An analysis of positive PGI-I responses explored the relationship between PGI-I and monthly migraine headache days (the primary efficacy measure ) using conditional expectation. Positive PGI-I responses were defined as “very much better” and “much better.” The analysis translated the difference in the primary efficacy measure (monthly migraine headache days for months 1–6) between treatment groups into the difference in the positive PGI-I response rate (month 6), resulting in a measure of clinical importance (improvement in symptoms) that allowed comparison of treatment benefit. The estimated positive PGI-I response rate in month 6 was calculated as the conditional expectation E[Y120 − Y0|(− 1)[X120 − X0] = Δ] for GMB 120 mg, and E[Y240 − Y0|( − 1)[X240 − X0] = Δ] for GMB 240 mg. Y0, Y120, and Y240 are the positive PGI-I response rates at month 6 for PBO, GMB 120 mg, and GMB 240 mg, respectively. X0, X120, and X240 are overall changes from baseline in monthly migraine headache days (average of months 1–6) for PBO, GMB 120 mg, and GMB 240 mg, respectively. Δ is the prespecified difference in monthly migraine headache days between GMB 120 mg (or GMB 240 mg) and PBO. For computational purposes, we set Δ as integer values. For GMB 120 mg, monthly migraine headache days were reduced on average by 3.0 per month vs. PBO ; therefore, Δ was set at 3. For GMB 240 mg, monthly migraine headache days were reduced on average by 2.8 per month vs.
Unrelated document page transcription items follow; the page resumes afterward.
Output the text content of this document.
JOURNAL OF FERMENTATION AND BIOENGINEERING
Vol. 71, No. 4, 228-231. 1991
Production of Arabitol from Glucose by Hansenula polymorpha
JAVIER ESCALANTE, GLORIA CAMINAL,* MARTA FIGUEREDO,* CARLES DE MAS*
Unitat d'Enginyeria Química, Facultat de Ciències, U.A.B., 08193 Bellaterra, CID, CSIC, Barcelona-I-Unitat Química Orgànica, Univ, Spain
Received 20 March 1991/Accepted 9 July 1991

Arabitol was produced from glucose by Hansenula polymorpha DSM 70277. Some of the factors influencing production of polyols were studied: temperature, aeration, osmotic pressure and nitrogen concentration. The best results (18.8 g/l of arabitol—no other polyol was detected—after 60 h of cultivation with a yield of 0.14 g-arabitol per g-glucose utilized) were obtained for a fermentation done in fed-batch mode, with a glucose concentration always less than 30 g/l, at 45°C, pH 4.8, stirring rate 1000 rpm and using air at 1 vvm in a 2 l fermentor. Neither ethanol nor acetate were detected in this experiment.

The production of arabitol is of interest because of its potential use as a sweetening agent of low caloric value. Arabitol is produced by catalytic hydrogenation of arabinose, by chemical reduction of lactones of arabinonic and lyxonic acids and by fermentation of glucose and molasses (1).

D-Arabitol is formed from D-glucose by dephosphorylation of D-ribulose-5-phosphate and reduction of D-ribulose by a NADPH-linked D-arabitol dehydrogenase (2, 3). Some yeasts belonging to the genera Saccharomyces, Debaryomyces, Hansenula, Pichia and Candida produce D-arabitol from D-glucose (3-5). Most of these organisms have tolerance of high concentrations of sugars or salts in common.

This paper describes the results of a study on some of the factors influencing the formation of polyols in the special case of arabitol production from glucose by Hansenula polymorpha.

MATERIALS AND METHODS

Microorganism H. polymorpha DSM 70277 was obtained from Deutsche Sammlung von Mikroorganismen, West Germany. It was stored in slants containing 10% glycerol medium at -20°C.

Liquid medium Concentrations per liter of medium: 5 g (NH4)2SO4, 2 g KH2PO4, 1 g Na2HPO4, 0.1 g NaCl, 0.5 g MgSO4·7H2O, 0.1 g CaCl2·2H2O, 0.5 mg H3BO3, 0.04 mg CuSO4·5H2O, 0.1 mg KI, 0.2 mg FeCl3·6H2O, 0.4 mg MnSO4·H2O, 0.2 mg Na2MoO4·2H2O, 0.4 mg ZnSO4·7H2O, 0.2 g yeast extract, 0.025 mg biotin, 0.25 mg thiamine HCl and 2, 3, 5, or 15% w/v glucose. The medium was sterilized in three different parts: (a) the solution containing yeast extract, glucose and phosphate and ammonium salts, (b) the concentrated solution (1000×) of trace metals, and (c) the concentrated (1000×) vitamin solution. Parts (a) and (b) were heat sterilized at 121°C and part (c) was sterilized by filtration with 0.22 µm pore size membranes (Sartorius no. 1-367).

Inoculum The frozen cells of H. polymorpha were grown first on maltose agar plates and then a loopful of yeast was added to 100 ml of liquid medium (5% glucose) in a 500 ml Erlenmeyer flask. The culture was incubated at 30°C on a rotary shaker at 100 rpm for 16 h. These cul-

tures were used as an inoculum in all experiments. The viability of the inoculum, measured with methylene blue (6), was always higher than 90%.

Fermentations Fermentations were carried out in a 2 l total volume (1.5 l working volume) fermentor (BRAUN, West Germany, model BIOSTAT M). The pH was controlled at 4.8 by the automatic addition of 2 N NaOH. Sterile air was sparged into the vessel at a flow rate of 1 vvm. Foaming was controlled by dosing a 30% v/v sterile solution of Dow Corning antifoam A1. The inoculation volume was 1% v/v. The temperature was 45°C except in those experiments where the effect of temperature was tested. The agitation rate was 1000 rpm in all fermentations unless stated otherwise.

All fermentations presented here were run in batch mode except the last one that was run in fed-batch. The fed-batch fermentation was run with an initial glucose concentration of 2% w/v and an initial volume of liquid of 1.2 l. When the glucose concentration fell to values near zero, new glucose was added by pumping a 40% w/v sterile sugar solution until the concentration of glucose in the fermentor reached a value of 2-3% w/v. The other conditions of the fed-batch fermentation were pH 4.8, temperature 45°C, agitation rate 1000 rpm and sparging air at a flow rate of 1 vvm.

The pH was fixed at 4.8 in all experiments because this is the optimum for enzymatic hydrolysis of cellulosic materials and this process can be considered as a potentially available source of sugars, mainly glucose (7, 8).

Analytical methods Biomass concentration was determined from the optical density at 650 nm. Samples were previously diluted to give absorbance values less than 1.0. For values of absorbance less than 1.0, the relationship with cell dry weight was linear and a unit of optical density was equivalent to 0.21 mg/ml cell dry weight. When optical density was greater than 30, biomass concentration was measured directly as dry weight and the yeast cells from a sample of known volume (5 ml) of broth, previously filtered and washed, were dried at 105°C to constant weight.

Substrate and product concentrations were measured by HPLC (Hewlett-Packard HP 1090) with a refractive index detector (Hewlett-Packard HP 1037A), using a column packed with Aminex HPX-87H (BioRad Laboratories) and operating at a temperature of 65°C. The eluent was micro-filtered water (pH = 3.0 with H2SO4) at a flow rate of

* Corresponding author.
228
PBO ; therefore, Δ was set at 2 or 3. The 95% confidence intervals (CIs) for this analysis were generated using a nonparametric Monte Carlo bootstrap (1000 replications). This analysis was previously used for the tadalafil benign prostatic hyperplasia new drug application in Japan .
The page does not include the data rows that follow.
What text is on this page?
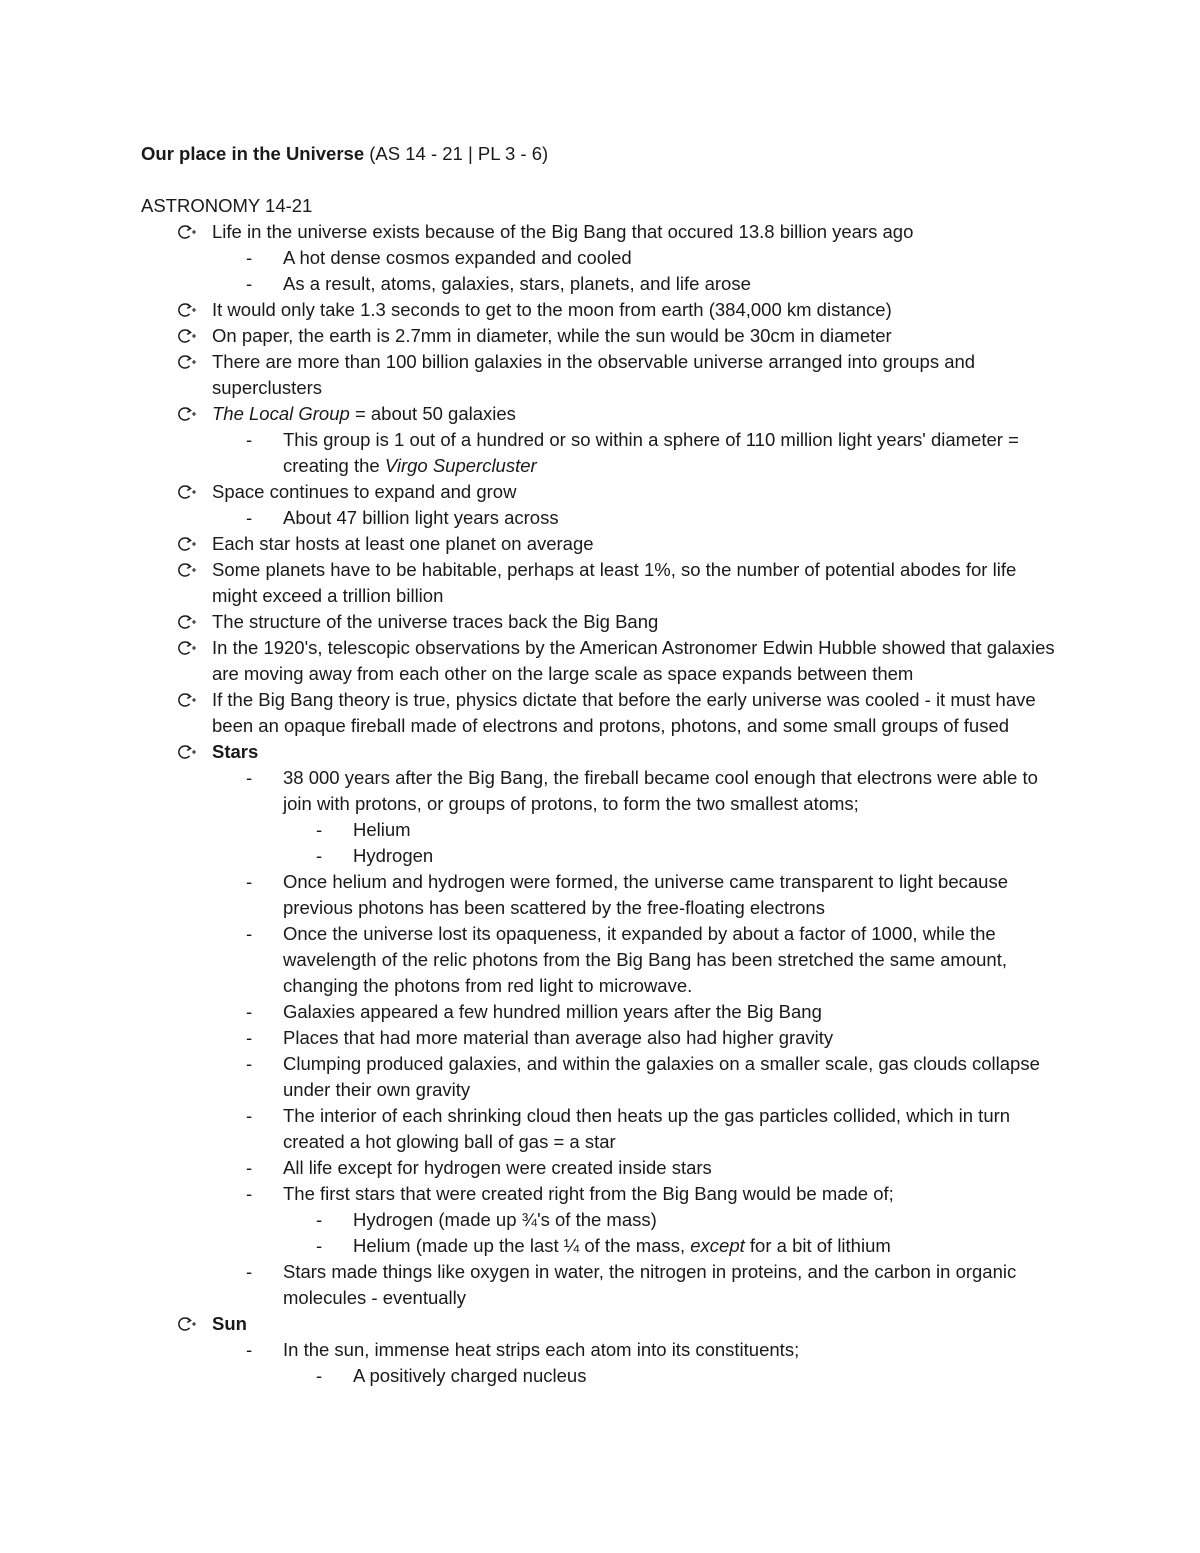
Our place in the Universe (AS 14 - 21 | PL 3 - 6)

ASTRONOMY 14-21

Life in the universe exists because of the Big Bang that occured 13.8 billion years ago
- A hot dense cosmos expanded and cooled
- As a result, atoms, galaxies, stars, planets, and life arose
It would only take 1.3 seconds to get to the moon from earth (384,000 km distance)
On paper, the earth is 2.7mm in diameter, while the sun would be 30cm in diameter
There are more than 100 billion galaxies in the observable universe arranged into groups and superclusters
The Local Group = about 50 galaxies
- This group is 1 out of a hundred or so within a sphere of 110 million light years' diameter = creating the Virgo Supercluster
Space continues to expand and grow
- About 47 billion light years across
Each star hosts at least one planet on average
Some planets have to be habitable, perhaps at least 1%, so the number of potential abodes for life might exceed a trillion billion
The structure of the universe traces back the Big Bang
In the 1920's, telescopic observations by the American Astronomer Edwin Hubble showed that galaxies are moving away from each other on the large scale as space expands between them
If the Big Bang theory is true, physics dictate that before the early universe was cooled - it must have been an opaque fireball made of electrons and protons, photons, and some small groups of fused
Stars
- 38 000 years after the Big Bang, the fireball became cool enough that electrons were able to join with protons, or groups of protons, to form the two smallest atoms;
- Helium
- Hydrogen
- Once helium and hydrogen were formed, the universe came transparent to light because previous photons has been scattered by the free-floating electrons
- Once the universe lost its opaqueness, it expanded by about a factor of 1000, while the wavelength of the relic photons from the Big Bang has been stretched the same amount, changing the photons from red light to microwave.
- Galaxies appeared a few hundred million years after the Big Bang
- Places that had more material than average also had higher gravity
- Clumping produced galaxies, and within the galaxies on a smaller scale, gas clouds collapse under their own gravity
- The interior of each shrinking cloud then heats up the gas particles collided, which in turn created a hot glowing ball of gas = a star
- All life except for hydrogen were created inside stars
- The first stars that were created right from the Big Bang would be made of;
- Hydrogen (made up ¾'s of the mass)
- Helium (made up the last ¼ of the mass, except for a bit of lithium
- Stars made things like oxygen in water, the nitrogen in proteins, and the carbon in organic molecules - eventually
Sun
- In the sun, immense heat strips each atom into its constituents;
- A positively charged nucleus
Three analyses of the PSMQ-M data were conducted: a descriptive summary of each item (satisfaction, preference, and side effects) for months 1 and 6; a descriptive summary of the positive PSMQ-M responses in months 1 and 6; and a logistic regression analysis of the month 6 positive responses. Positive PSMQ-M responses were defined as follows: for satisfaction, reports of “somewhat satisfied” or “very satisfied”; for preference, reports of “much prefer study medication” or “prefer study medication”; and for side effects, reports of “significantly less side effects” or “less side effects” than their previous medication. The logistic regression model included the categorical effects of treatment and baseline number of monthly migraine headache days (< 8, ≥ 8).
No adjustments for multiplicity were made among arms, time points, and analyses. Significance was based on a two-sided alpha level of 0.05. All statistical analyses were performed using SAS® software version 9.4 (SAS Institute Inc., Cary, NC, USA).